Perlu Biaya Sekolah Anaknya
Di rumah ini ada ruang tempat praktik pijat Sugianto. Kali ini ruang itu tampak kosong. “Hampir dua pekan ini tidak ada lagi pelanggan datang kemari,” cerita Sugianto. ”Juga gak ada panggilan memijat.”
Kalau pun ada panggilan, sambung dia, terpaksa ditolaknya karena seruan pemerintah untuk tinggal di rumah dan social distancing. Menjaga jarak dengan orang lain.
Selain bingung dengan biaya makan sehari-hari, Sugianto juga memikirkan biaya untuk anak keduanya, Nidzam Hafidz Azzaki, yang juga tunanetra.

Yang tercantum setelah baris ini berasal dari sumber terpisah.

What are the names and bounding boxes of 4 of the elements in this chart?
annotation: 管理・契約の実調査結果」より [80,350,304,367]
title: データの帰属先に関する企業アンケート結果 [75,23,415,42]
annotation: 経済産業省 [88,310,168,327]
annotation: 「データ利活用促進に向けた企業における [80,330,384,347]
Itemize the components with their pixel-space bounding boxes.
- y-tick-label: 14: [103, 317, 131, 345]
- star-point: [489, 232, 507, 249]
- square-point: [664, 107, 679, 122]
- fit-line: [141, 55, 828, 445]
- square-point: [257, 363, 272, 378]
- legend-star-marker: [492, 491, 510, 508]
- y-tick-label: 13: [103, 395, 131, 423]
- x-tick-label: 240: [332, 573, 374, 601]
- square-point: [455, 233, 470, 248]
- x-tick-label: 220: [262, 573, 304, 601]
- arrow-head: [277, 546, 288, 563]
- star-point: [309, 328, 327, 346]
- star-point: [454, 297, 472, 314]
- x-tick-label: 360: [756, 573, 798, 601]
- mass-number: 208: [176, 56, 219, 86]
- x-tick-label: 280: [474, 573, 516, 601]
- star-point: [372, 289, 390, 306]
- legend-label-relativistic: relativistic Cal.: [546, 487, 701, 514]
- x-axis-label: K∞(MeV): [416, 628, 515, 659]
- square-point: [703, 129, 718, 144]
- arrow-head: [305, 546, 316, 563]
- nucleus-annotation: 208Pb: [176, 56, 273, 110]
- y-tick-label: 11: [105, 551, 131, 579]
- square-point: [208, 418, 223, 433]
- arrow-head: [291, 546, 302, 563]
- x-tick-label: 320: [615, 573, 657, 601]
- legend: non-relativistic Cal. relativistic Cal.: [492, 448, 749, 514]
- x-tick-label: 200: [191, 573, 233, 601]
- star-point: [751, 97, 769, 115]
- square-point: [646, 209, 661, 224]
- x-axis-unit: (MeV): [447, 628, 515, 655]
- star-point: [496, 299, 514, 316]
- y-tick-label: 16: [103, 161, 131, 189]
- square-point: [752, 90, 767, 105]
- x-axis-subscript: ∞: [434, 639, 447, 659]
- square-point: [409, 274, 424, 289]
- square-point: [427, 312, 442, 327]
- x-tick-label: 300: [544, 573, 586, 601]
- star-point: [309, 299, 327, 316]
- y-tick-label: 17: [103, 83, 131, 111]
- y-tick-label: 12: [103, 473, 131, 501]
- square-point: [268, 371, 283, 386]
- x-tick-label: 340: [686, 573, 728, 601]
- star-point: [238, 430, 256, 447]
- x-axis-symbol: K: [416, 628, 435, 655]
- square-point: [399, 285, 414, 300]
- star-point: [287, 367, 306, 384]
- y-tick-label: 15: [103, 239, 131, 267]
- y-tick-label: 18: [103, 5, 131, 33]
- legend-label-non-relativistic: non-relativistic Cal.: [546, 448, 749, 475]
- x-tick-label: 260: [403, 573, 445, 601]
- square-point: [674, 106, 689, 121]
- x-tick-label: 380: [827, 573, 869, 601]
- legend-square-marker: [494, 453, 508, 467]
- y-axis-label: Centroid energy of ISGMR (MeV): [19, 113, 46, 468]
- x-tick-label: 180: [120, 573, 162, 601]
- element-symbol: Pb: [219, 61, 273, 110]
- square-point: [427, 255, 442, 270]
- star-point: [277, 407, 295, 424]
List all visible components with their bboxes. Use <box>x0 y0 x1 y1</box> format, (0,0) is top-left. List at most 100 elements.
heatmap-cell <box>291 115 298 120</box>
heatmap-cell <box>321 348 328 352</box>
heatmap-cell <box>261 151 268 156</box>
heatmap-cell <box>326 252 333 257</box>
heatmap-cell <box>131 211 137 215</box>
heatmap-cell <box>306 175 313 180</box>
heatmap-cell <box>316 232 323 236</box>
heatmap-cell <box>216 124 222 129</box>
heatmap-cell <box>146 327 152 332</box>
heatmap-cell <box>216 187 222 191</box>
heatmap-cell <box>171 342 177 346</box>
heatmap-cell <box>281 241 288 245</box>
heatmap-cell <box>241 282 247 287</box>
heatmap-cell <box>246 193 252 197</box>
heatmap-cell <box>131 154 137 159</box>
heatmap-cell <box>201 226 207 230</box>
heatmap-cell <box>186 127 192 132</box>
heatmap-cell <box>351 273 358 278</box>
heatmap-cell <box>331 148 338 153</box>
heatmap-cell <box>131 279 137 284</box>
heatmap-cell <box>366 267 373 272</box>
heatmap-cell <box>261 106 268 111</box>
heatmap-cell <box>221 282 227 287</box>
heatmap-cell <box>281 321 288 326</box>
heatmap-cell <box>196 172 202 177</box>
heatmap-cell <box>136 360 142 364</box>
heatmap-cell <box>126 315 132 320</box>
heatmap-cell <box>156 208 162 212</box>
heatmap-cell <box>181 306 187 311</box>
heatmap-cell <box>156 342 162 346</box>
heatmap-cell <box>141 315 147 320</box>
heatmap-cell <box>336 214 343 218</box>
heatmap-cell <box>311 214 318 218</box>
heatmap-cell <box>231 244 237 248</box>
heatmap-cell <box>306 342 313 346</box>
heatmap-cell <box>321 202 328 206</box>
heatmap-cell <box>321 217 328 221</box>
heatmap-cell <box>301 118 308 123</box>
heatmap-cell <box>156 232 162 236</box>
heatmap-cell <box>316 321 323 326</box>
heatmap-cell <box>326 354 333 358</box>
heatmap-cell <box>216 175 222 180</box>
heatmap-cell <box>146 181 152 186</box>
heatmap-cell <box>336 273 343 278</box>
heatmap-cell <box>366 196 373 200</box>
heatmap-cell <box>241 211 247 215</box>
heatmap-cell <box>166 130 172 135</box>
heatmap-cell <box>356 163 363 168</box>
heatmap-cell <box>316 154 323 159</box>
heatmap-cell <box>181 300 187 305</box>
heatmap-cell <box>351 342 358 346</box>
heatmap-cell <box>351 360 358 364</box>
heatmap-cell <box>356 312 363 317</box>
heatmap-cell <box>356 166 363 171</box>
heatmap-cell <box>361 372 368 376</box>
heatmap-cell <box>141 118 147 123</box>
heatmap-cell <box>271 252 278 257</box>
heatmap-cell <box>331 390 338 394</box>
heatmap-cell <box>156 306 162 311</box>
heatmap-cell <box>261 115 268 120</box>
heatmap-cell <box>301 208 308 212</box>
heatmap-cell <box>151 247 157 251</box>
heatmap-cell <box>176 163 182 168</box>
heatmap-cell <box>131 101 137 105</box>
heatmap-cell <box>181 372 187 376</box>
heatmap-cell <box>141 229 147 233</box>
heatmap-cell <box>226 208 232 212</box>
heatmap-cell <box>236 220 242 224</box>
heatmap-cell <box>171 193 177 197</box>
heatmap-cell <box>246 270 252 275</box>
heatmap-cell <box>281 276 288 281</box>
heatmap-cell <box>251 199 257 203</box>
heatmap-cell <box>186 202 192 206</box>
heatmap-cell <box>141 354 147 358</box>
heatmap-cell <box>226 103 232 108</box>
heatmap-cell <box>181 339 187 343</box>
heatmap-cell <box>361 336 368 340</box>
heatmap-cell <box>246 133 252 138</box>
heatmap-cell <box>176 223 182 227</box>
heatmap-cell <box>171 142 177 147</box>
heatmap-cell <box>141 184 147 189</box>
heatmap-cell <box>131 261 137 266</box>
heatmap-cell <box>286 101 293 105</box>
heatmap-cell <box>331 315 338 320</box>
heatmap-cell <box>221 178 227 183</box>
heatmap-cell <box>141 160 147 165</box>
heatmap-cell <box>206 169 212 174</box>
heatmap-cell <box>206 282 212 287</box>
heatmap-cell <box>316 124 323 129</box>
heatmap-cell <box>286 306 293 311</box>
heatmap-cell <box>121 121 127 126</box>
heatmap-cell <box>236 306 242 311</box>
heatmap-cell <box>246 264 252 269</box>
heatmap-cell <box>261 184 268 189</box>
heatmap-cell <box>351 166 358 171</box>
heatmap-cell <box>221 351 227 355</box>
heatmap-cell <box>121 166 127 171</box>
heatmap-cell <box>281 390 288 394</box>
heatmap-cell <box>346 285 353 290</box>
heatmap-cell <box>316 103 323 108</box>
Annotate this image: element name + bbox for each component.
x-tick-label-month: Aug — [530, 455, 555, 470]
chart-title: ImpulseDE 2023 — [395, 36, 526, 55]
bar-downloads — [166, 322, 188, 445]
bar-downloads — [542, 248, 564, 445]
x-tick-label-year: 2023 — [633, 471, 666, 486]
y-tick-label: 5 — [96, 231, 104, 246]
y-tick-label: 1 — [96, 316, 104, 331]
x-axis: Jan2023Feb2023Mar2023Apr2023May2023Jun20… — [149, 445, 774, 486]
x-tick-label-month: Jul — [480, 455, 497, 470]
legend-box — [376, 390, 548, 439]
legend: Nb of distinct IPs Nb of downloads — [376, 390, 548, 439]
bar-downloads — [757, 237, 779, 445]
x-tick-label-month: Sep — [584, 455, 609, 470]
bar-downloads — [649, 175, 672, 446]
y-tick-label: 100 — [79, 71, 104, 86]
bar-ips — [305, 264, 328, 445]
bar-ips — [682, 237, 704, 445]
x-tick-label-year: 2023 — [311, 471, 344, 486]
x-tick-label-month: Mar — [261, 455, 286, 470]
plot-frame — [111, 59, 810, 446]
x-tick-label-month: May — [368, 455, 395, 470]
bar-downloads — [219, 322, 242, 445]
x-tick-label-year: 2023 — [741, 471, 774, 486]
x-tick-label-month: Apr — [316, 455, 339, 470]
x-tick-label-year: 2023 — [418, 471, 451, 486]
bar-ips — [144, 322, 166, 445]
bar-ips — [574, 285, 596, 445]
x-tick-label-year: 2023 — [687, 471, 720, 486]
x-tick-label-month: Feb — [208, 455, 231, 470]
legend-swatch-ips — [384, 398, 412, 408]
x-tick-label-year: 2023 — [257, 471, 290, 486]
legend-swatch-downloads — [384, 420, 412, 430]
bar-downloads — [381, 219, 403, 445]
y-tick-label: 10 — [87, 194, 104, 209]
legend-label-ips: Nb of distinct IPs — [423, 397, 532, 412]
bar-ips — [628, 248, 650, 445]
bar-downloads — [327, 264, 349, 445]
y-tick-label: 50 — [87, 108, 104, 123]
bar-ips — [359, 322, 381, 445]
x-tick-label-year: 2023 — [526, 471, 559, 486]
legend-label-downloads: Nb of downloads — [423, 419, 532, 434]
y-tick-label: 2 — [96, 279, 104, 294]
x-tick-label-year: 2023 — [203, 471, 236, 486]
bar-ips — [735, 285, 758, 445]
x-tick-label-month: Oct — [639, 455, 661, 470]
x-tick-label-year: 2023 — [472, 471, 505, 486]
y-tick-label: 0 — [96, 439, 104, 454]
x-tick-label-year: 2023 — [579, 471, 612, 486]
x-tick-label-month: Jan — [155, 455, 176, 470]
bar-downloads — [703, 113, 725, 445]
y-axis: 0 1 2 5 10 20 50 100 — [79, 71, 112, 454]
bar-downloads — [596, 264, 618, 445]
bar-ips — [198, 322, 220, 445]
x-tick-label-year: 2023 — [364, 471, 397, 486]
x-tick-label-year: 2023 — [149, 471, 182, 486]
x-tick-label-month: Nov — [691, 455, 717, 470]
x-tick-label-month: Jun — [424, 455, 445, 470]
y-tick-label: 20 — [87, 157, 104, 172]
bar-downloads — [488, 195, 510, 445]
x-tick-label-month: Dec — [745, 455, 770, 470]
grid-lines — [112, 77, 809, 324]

Pertengahan tahun, anak ini selesai sekolah di TK Aisyiyah Bustanul Athfal Ngadirjan dan harus daftar ke SD Luar Biasa (SDLB) Punung.
Kakaknya, Meilika Aulia Pratiwi, yang juga tuna netra dan sekolah di SMP Luar Biasa (SMPLB) Pacitan terpaksa berhenti sebab terbatas biaya. Meilika akan dipindahkan ke SMPLB Punung yang dekat rumah agar irit biaya transportasi. “Tahun ajaran baru nanti, adiknya biar bareng kakaknya di satu sekolah di Punung, yang lebih dekat dari sini,” jelas Sugianto.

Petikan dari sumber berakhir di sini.